« Les concerts au 58, c’est fini ». L’annonce est tombée sur les réseaux sociaux comme un couperet le 11 septembre dernier. Cinq ans après son ouverture, le Void baisse rideau. Au-delà de cinq années au service des artistes, acteurs culturels et autres amateurs de musiques indépendantes, c’est toute une page de l’histoire des cultures alternatives à Bordeaux qui se tourne. Zoobizarre puis Plug puis Heretic avant de devenir le Void en décembre 2015, le 58 rue du Mirail a accueilli depuis 1997 un nombre de concerts et soirées incalculables, contribuant à dynamiser à son échelle un centre-ville bordelais endormi, en manque cruel de lieu d’expression artistique. Ayant rencontrés Pierre-Antoine et Boubi (deux des animateurs du projet) au lancement du Void et en tant qu’adeptes de cette salle, nous avons souhaité lui rendre un hommage en donnant la parole à celles et ceux qui l’ont expérimenté. Ils et elles sont promoteurs, artistes ou public. Ils partagent toutes et tous une même passion pour les cultures indés, pour les espaces singuliers, pour la cave du 58 et son équipe. Témoignage (premier volet, un deuxième suivra).

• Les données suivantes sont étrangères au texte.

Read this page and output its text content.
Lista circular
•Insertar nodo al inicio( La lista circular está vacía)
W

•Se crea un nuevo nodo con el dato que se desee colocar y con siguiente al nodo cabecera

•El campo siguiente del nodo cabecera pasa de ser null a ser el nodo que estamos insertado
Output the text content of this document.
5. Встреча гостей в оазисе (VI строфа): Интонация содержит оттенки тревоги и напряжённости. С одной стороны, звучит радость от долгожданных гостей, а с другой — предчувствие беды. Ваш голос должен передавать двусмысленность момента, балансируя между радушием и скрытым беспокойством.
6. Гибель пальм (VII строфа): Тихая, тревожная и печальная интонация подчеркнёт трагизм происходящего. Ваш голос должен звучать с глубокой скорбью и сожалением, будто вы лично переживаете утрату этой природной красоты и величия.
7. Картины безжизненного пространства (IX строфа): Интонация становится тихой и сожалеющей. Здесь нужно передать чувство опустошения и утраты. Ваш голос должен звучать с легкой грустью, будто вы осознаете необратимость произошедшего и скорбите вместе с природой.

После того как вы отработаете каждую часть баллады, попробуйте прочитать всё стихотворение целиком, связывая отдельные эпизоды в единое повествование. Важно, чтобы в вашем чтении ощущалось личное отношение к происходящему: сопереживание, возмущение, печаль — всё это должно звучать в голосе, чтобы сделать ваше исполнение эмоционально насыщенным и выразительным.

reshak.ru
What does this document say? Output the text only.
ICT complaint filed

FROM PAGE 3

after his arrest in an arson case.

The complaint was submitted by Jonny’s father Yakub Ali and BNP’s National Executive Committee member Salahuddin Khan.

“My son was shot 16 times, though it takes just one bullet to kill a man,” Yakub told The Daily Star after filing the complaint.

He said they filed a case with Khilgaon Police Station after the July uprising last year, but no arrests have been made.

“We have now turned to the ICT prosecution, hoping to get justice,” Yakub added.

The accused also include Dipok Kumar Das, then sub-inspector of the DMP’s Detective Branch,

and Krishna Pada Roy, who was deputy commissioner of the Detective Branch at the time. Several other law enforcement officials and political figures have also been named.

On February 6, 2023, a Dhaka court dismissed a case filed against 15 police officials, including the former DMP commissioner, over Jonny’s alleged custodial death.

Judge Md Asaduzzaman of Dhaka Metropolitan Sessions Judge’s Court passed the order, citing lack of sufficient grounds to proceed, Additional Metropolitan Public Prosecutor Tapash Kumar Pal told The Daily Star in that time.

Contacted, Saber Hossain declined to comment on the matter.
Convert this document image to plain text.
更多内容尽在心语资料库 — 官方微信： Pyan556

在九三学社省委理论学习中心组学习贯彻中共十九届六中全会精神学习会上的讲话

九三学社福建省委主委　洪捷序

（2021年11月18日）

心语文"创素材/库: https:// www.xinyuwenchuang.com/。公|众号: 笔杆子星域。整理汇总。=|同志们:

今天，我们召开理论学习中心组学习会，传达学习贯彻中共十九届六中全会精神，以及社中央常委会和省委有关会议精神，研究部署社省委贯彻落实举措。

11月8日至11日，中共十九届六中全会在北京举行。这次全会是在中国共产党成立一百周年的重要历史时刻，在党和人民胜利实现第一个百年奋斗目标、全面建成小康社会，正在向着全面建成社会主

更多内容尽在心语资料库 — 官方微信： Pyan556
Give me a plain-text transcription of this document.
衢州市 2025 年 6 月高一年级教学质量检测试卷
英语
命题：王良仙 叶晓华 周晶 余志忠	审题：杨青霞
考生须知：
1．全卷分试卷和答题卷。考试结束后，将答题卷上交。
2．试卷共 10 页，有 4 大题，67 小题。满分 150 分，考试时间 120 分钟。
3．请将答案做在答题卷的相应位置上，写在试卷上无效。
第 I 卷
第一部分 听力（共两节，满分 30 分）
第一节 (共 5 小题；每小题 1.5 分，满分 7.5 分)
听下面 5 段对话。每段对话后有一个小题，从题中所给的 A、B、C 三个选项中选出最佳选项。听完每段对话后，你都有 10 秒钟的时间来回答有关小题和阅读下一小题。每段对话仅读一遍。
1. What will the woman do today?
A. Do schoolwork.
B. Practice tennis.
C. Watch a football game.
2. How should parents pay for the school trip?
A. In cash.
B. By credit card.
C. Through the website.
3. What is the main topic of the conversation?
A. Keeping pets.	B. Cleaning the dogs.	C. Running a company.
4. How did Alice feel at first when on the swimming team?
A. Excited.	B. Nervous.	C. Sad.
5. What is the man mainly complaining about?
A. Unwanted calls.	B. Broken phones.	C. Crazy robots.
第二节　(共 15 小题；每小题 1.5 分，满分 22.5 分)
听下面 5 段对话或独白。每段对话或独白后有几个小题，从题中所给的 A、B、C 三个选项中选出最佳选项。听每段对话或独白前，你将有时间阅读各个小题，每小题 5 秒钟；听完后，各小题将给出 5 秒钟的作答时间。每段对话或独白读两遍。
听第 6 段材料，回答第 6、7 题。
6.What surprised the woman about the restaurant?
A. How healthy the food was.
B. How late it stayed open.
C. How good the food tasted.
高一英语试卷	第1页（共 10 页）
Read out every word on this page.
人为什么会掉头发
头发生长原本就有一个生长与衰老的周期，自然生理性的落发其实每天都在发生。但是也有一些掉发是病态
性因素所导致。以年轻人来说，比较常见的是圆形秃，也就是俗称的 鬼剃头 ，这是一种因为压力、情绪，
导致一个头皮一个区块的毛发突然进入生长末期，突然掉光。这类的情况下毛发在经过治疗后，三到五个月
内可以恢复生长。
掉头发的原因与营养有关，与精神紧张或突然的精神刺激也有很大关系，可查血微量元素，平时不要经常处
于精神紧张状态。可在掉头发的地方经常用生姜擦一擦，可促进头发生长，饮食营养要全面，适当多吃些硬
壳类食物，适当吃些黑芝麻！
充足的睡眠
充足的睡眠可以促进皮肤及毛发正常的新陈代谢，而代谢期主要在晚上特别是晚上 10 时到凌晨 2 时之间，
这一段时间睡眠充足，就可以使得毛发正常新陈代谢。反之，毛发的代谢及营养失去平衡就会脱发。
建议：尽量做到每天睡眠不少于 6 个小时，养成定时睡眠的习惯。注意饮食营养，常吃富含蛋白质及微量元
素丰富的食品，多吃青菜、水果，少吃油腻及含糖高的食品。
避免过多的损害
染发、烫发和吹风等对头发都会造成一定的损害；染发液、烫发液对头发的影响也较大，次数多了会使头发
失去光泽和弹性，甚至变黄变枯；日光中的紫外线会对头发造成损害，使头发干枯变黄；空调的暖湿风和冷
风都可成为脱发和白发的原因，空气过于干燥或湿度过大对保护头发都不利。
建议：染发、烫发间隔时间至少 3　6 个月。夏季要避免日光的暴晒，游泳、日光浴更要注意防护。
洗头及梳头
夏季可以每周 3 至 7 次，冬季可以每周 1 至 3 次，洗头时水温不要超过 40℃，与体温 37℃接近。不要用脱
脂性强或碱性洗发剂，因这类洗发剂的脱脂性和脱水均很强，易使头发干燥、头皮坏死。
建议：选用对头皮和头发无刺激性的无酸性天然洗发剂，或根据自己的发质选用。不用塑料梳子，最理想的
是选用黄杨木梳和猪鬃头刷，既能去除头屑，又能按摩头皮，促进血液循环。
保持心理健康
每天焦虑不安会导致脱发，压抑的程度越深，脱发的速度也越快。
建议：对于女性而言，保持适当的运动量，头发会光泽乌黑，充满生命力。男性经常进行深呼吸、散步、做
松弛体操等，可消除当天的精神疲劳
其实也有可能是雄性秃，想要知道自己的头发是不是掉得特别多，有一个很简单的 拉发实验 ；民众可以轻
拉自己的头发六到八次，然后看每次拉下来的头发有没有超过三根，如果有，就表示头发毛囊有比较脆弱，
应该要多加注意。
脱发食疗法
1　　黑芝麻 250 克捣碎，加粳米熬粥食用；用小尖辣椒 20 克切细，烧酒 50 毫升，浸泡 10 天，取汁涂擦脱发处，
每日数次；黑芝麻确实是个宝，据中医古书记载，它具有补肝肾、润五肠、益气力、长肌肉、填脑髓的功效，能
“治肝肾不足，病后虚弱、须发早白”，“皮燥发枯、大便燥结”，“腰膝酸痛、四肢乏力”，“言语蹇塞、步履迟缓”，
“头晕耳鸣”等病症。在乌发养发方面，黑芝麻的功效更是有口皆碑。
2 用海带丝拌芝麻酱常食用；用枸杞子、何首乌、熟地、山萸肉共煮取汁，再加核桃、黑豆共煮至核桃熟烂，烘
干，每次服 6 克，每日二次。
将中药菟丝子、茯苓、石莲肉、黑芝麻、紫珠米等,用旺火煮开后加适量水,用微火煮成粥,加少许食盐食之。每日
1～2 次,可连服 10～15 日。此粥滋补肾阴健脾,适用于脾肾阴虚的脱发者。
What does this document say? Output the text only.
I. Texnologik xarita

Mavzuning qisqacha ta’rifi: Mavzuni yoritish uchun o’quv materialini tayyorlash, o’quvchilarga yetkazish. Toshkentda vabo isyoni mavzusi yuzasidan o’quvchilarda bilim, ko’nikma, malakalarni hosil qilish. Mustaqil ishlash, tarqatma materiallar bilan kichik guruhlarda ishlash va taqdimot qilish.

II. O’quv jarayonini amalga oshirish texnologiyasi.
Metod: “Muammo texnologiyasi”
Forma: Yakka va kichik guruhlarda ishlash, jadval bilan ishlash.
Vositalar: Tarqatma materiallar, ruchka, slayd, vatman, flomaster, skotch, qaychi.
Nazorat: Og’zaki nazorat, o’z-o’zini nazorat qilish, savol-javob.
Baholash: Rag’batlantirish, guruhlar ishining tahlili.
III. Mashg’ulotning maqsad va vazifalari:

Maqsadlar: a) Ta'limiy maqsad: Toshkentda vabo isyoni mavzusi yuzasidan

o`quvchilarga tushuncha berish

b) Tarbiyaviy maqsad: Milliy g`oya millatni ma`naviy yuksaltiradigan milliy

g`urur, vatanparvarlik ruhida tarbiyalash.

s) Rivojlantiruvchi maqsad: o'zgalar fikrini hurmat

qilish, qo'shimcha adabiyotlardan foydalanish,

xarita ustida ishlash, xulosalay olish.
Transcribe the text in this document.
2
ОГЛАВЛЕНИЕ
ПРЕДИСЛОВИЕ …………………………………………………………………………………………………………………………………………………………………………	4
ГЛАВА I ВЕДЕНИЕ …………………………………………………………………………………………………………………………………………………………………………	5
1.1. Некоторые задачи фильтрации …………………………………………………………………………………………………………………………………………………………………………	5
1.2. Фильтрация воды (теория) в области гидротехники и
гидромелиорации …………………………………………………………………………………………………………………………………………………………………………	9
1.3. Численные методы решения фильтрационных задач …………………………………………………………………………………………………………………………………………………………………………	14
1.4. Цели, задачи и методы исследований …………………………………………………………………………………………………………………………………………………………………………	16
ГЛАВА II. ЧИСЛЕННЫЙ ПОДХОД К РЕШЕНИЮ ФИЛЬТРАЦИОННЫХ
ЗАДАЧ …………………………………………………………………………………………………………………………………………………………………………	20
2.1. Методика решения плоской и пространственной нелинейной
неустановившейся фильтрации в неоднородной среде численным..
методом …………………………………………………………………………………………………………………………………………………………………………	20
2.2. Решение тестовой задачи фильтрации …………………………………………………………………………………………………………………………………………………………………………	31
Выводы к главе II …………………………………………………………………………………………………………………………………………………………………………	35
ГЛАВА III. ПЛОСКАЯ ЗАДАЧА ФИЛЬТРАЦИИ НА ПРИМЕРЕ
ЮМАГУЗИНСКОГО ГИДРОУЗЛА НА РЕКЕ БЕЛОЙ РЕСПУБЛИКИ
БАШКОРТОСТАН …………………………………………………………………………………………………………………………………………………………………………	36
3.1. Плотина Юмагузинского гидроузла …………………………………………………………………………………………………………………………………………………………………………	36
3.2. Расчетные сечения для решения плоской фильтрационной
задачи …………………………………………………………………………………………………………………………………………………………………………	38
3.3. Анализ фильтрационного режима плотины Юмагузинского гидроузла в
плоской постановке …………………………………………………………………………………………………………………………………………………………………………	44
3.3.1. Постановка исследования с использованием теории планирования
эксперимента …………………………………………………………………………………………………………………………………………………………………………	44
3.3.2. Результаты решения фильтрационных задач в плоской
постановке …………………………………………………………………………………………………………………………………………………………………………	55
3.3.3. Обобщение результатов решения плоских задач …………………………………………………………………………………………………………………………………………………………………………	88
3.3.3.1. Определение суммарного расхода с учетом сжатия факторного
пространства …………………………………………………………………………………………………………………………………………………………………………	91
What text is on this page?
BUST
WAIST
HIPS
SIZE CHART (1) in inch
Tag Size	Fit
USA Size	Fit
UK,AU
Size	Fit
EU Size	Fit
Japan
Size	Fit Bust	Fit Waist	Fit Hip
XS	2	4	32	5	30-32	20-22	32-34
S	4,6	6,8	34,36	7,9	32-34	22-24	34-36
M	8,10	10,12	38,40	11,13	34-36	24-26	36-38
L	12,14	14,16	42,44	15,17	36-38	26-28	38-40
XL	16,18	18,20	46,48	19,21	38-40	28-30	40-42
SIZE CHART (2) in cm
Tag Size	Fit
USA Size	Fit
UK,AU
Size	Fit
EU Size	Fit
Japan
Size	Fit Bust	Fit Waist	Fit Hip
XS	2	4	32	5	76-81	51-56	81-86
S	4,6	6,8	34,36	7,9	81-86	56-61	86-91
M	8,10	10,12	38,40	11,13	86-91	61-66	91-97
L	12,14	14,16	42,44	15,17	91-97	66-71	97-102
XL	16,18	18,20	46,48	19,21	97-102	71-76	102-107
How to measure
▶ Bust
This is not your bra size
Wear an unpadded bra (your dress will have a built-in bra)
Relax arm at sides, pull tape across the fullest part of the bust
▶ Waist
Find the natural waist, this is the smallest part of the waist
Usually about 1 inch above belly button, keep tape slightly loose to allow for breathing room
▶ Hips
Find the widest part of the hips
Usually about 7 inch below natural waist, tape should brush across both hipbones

Crédit photo : William Millaud
Floriane Fontaine (Make It Sabbathy)
« Ouvert sur la musique, sur l’art, engagé politiquement, libre, révolté. Le Void c’était bien plus qu’une salle de concert, c’était un état d’esprit, une culture. Sa fermeture suscite beaucoup de questions sur l’avenir et la place de la musique alternative à Bordeaux. Le Void a hébergé un paquet de soirées Make It Sabbathy. Je me souviens des mythiques dégustations de couscous végétariens dans les loges, des énièmes matos de musique descendus près de la scène puis remontés en fin de soirée, ou des interminables salutations dans le hall d’entrée enfumé (on y croisait toujours quelqu’un !).
Il faut savoir que la plupart sont bénévoles (peut-être même tous), ils donnent de leur temps pour que les différentes scènes underground puissent vivre et avoir un point de repère.
Make It Sabbathy aura invité Stoned Jesus, The Vintage Caravan, La Chinga, Witchthroat Serpent, Saviours, Glowsun, Belzebong, The Necromancers, DDENT, Psilocibina, Orotoro, Naxatras, Suma, Clystone, Stonebirds, Witchfinder et bien d’autres encore au Void. Et je passe les groupes qui ont joué dans la salle alors qu’elle s’appelait encore l’Heretic. En tant qu’orga, on a toujours pu compter sur disponibilité et l’engagement de l’équipe. Il faut savoir que la plupart sont bénévoles (peut-être même tous), ils donnent de leur temps pour que les différentes scènes underground puissent vivre et avoir un point de repère. C’était une chance et une facilité pour nous d’avoir un lieu comme celui-ci pour nous exprimer. Bravo et merci ! »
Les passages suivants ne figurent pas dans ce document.